Background: Environmental tobacco smoke (ETS) exposure continues to have a significant impact on morbidity and mortality. Patients with chronic pulmonary disease are at even higher risk from second-hand ETS exposure. In spite of this, cystic fibrosis (CF) patients may live in a home with parents who smoke. The Cystic Fibrosis Center participated in the multi-center National Initiative for Children’s Healthcare Quality study that examined, in part, the effect of a tobacco use intervention educational program on changing smoking policies within a patient’s home.

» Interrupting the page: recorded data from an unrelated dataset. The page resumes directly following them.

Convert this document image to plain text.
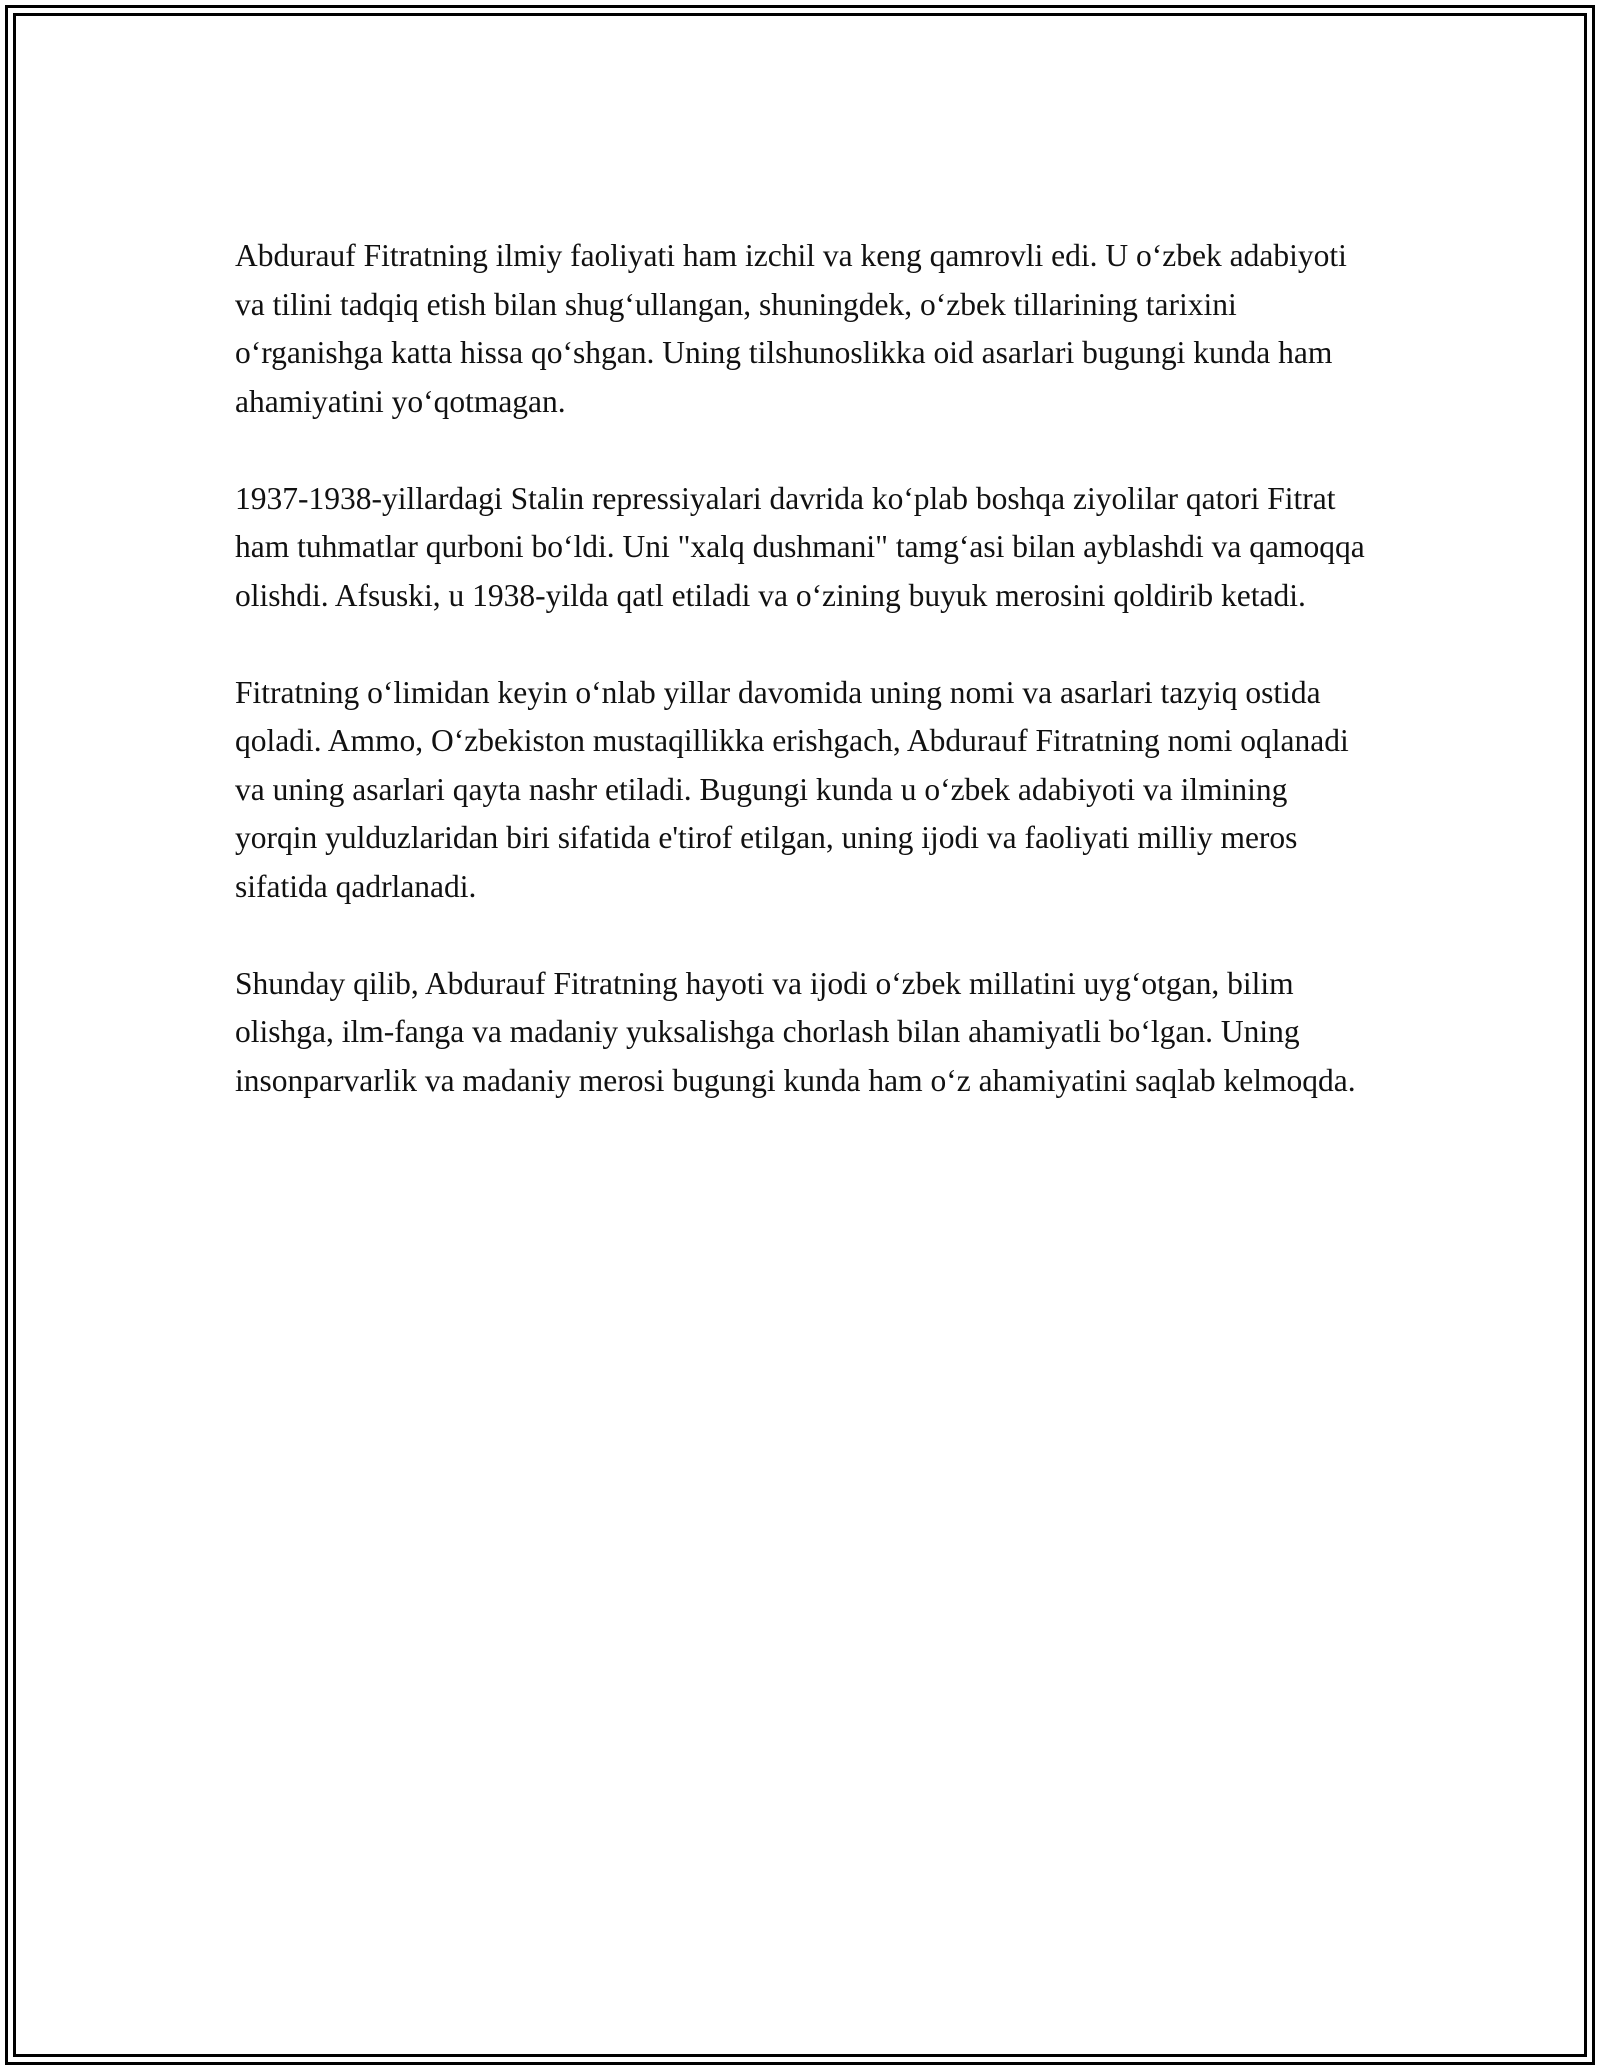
Abdurauf Fitratning ilmiy faoliyati ham izchil va keng qamrovli edi. U o‘zbek adabiyoti va tilini tadqiq etish bilan shug‘ullangan, shuningdek, o‘zbek tillarining tarixini o‘rganishga katta hissa qo‘shgan. Uning tilshunoslikka oid asarlari bugungi kunda ham ahamiyatini yo‘qotmagan.

1937-1938-yillardagi Stalin repressiyalari davrida ko‘plab boshqa ziyolilar qatori Fitrat ham tuhmatlar qurboni bo‘ldi. Uni "xalq dushmani" tamg‘asi bilan ayblashdi va qamoqqa olishdi. Afsuski, u 1938-yilda qatl etiladi va o‘zining buyuk merosini qoldirib ketadi.

Fitratning o‘limidan keyin o‘nlab yillar davomida uning nomi va asarlari tazyiq ostida qoladi. Ammo, O‘zbekiston mustaqillikka erishgach, Abdurauf Fitratning nomi oqlanadi va uning asarlari qayta nashr etiladi. Bugungi kunda u o‘zbek adabiyoti va ilmining yorqin yulduzlaridan biri sifatida e'tirof etilgan, uning ijodi va faoliyati milliy meros sifatida qadrlanadi.

Shunday qilib, Abdurauf Fitratning hayoti va ijodi o‘zbek millatini uyg‘otgan, bilim olishga, ilm-fanga va madaniy yuksalishga chorlash bilan ahamiyatli bo‘lgan. Uning insonparvarlik va madaniy merosi bugungi kunda ham o‘z ahamiyatini saqlab kelmoqda.
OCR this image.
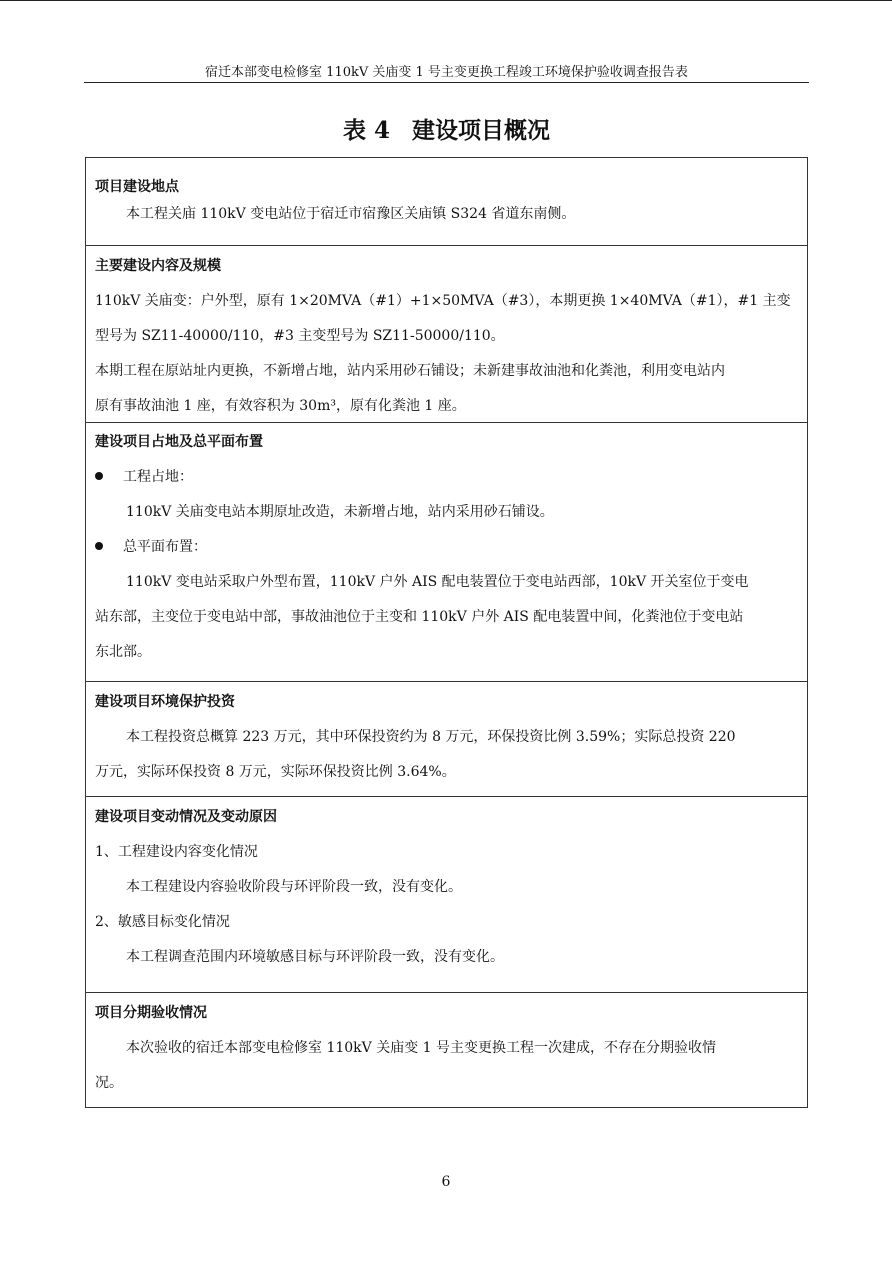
宿迁本部变电检修室 110kV 关庙变 1 号主变更换工程竣工环境保护验收调查报告表
表 4 建设项目概况
项目建设地点
本工程关庙 110kV 变电站位于宿迁市宿豫区关庙镇 S324 省道东南侧。
主要建设内容及规模
110kV 关庙变：户外型，原有 1×20MVA（#1）+1×50MVA（#3），本期更换 1×40MVA（#1），#1 主变
型号为 SZ11-40000/110，#3 主变型号为 SZ11-50000/110。
本期工程在原站址内更换，不新增占地，站内采用砂石铺设；未新建事故油池和化粪池，利用变电站内
原有事故油池 1 座，有效容积为 30m³，原有化粪池 1 座。
建设项目占地及总平面布置
工程占地：
110kV 关庙变电站本期原址改造，未新增占地，站内采用砂石铺设。
总平面布置：
110kV 变电站采取户外型布置，110kV 户外 AIS 配电装置位于变电站西部，10kV 开关室位于变电
站东部，主变位于变电站中部，事故油池位于主变和 110kV 户外 AIS 配电装置中间，化粪池位于变电站
东北部。
建设项目环境保护投资
本工程投资总概算 223 万元，其中环保投资约为 8 万元，环保投资比例 3.59%；实际总投资 220
万元，实际环保投资 8 万元，实际环保投资比例 3.64%。
建设项目变动情况及变动原因
1、工程建设内容变化情况
本工程建设内容验收阶段与环评阶段一致，没有变化。
2、敏感目标变化情况
本工程调查范围内环境敏感目标与环评阶段一致，没有变化。
项目分期验收情况
本次验收的宿迁本部变电检修室 110kV 关庙变 1 号主变更换工程一次建成，不存在分期验收情
况。
6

Methods: Upon enrollment into the study, families were screened for tobacco use and asked if they practiced a “no-smoking” policy in the home. The patient and family members then received counseling from the CF Educator using the 5 A’s of tobacco use intervention (U.S. Department of Health and Human Services). Patients were scheduled to return to the CF clinic on a quarterly basis. At each return visit, data about a home “no-smoking”policy was collected and tobacco use intervention counseling was given.
Results: Eighty-one patients were enrolled throughout the 17 months that data was collected at our center. Parental smoking was reported in 23% (n=19) of the families. Figure 1 shows the percent of families with a no-smoking policy in place during the course of the study.
During the initial three months data on parental smoking was collected, only 45% of households with smoking parents had a no-smoking policy. At the end of the study, 90% (17 of 19) of patients with smoking parents reported a no-smoking policy in the home as compared with 98% (79 of 81) of all enrolled patients.
Conclusion: Our results
indicate that a tobacco intervention education program was successful
in changing the smoking policies in homes of patients with parents
who smoke. Thus, targeted patient/family education during routine
patient visits may have a substantial effect on reducing the
morbidity and mortality of patients with chronic pulmonary disease.